In PSY/NEU 338, *From Animal Learning to Changing People’s Minds*, my group recently presented our capstone project for the course: we researched irrationality, trying to understand *when* humans make irrational decisions, *how* that is implemented in the brain, and *if* certain things might actually be incorrectly labeled as ‘irrational’. Our emotions are a leading example: although some call them irrational, in practice, they play a key role in fine-tuning our decision-making and reasoning abilities. When you’re happy, for example, everything might be going more positively than expected. Your mood is thus encouraging you to continue the behaviors that led to those rewards, since that positive trend might continue (for a neuroscientific discussion of this topic, see this paper).

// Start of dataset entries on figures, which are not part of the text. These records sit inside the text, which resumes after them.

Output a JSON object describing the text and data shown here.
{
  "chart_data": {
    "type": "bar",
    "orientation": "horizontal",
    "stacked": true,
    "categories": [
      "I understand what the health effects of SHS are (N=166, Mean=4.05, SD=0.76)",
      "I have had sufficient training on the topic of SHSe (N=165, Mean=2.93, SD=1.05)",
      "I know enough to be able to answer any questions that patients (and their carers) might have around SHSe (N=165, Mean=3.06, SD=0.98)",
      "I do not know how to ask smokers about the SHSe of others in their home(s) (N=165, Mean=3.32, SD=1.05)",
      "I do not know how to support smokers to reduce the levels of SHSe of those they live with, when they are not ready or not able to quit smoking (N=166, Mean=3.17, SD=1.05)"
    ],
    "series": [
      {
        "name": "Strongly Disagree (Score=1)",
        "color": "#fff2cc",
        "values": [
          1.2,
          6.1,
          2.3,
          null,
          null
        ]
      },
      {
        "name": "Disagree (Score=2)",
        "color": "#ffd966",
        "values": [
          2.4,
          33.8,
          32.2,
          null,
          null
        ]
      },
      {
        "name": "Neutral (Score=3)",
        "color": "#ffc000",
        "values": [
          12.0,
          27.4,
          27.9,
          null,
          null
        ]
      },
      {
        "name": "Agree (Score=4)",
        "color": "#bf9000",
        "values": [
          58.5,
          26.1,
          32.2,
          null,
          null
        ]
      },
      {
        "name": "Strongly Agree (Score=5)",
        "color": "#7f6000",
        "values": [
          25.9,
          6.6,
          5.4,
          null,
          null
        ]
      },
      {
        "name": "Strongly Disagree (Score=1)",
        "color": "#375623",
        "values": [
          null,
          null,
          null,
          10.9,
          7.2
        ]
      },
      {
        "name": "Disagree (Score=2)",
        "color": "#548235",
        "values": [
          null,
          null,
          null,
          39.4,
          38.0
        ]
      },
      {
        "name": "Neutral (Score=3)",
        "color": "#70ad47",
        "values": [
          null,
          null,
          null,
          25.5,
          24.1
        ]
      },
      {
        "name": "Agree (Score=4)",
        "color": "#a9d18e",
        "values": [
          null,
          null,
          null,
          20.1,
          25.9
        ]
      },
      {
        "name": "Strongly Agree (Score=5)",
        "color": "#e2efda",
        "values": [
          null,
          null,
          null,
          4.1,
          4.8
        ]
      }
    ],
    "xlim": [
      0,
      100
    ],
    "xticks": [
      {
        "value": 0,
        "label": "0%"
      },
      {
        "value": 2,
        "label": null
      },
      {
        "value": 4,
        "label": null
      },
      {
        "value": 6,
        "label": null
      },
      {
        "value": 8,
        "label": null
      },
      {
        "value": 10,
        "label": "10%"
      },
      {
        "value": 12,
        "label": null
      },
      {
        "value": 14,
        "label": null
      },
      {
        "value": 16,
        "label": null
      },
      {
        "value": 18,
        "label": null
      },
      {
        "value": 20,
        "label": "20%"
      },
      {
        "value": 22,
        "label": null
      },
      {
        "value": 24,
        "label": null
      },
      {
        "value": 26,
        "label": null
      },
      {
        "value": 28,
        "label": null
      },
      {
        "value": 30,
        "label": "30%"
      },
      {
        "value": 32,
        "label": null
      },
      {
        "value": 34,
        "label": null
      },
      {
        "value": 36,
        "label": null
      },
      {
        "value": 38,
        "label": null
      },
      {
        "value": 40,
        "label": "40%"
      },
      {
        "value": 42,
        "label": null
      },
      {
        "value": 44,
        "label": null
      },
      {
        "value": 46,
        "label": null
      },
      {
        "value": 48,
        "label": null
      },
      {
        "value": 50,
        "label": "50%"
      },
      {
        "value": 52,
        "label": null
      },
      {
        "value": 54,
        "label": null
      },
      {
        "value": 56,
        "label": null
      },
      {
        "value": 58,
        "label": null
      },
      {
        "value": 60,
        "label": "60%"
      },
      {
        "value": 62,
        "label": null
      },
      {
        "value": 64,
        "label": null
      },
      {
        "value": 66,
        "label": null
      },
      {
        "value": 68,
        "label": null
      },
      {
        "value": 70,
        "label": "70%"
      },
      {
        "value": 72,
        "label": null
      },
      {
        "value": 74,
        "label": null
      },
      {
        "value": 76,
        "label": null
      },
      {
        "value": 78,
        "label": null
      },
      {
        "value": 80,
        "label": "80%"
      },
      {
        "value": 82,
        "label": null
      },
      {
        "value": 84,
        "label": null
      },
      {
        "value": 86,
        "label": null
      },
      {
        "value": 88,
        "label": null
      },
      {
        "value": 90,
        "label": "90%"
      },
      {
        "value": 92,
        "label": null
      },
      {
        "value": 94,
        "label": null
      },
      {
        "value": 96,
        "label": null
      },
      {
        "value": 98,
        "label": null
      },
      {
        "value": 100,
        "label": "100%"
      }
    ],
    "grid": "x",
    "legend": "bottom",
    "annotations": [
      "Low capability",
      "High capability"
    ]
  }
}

To demonstrate this phenomenon first-hand, we had students in the class play what is known as the *Ultimatum Game*:

*You are the proposer. You have been given $100. You are tasked with splitting your money with a stranger, the responder. If the responder accepts the split that you propose, you both keep the money after the game ends. If the responder does not accept, no one keeps the money.*

*The question: how much money do you decide to offer the responder?*

After reading this, students had five seconds to provide their answer. They were then asked to report their mood. The question we wanted to answer was simple:

*Is the amount of money people offered statistically different between those who reported “positive” versus “negative” moods?*

In this post, I’ll explain some of the basic statistics I used to formally answer this question, bolding some key terms in the field along the way. In my next post, I’ll walk through the programming aspect for *visualizing *those statistics.

My first step was figuring out the exact question I wanted to answer. After I came up with the idea to compare responses in the *Ultimatum Game *for people with different moods, I reflected on the source of the data I would need to collect. My **sample** would comprise of responses from my classmates, meant to represent data from a **population**: this could be the entire student body of Princeton, or even the entire US. In a robust study, the sample would be **representative **of the population it is drawn from, like with respect to demographics.

Before trying to compute anything fancy with the data, I worked out the statistics behind determining if the amount of money offered to the responder is different for the two categories of positive and negative moods. The process for answering this question can seem a bit counterintuitive: the first step is to speculate that there is *no* difference between the mean amount of money offered to the responder in the positive and negative mood groups. After making this assumption, I was able to move forward with calculating the probability of getting means at least as different as the ones I see in the data. In other words, if these means are actually the same at the population level (that’s the assumption we made), what is the chance they just happen to *look* as different as they do ($32.2 and $66 look very different, but are they?) in our sample because of random chance? This probability is called the **p-value**. If that probability is very low – conventionally below a **significance threshold **of 5% – we can reject that assumption we made earlier that the categories aren’t different (this is called rejecting the **null hypothesis**), since the means are very likely to be different in that case. If that probability is higher than our threshold, we **fail to reject **the null hypothesis, since there’s a relatively large possibility that the true means are equal and they appear as different as they do because of random chance alone.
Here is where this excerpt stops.